Cette femme, dont le mari avait rempli de hautes fonctions au ministère des travaux publics, garda dans son veuvage de belles relations, et elle était fort bien vue. Son frère, comprenant tous les avantages de cette combinaison, l’accepta donc, et la tante, au commencement du printemps, emmena sa nièce avec elle.

Elle la fit entrer dans une de ces élégantes pensions mondaines où l’on élève les orphelines bien nées, et où l’on garde des étrangères opulentes pendant que les parents voyagent. Elle y eut un joli logement, une femme de chambre, et des professeurs de choix. Elle suivit aussi des cours en ville, ces cours de demoiselles où la moitié des jeunes filles de Paris se rencontrent et font connaissance pour plus tard, celles de la bourgeoisie et celles de la noblesse, les demi-riches, les riches et les très riches.
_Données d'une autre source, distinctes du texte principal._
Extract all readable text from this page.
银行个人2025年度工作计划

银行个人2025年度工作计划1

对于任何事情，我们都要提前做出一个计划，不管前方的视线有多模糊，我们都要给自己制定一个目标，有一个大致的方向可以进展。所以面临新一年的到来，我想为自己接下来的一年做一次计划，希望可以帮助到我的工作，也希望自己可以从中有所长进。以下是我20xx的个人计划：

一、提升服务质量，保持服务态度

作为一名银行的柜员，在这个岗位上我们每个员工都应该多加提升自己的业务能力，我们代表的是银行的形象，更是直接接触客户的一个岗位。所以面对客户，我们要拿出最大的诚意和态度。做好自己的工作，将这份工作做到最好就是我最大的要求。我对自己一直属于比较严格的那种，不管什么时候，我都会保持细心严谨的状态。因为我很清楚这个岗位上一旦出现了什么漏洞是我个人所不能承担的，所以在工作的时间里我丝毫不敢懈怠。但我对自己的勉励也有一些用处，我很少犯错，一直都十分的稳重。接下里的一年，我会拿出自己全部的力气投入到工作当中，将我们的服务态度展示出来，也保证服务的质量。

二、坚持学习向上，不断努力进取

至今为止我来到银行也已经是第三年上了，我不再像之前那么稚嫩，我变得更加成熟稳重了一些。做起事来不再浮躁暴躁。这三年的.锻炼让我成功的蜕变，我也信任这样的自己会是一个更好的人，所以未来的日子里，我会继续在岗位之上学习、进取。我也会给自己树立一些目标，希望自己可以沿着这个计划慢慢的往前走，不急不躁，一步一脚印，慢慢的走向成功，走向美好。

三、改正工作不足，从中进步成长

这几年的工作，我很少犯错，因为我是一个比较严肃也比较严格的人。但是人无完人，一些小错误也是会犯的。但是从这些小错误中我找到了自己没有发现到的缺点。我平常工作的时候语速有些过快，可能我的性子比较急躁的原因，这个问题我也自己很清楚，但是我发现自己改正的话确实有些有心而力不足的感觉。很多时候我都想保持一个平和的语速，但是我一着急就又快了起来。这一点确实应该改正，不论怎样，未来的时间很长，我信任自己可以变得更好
Sa tante la vint chercher pour faire des promenades, la distraire, lui montrer la ville, les monuments, les musées. La cruelle mélancolie dont Germaine demeurait pénétrée depuis la mort de sa mère parut enfin s’atténuer un peu. Ses jolis yeux violets, aux paupières devenues souvent rouges de larmes par le souvenir de sa bien-aimée maman, retrouvèrent leur fraîcheur violette.

Cependant elle pensait beaucoup à la maison de Dieppedalle, au père resté seul, et elle regrettait l’espace, la campagne et la liberté.

Elle connut déjà cette petite nostalgie invincible des dépaysés, dont souffrent, quand ils sont emprisonnés dans les cités, par leur devoir ou leur profession, presque tous ceux dont les poumons, les yeux et la peau ont eu pour nourriture première le grand ciel et l’air pur des champs et dont les petits pieds ont couru d’abord dans les chemins des bois, les sentes des prés et l’herbe des rives. De même les enfants de Paris exilés en des professions ou des fonctions provinciales souffrent, toute leur vie, comme d’une privation physique, du besoin irrésistible des trottoirs et des grandes rues peuplées de monde.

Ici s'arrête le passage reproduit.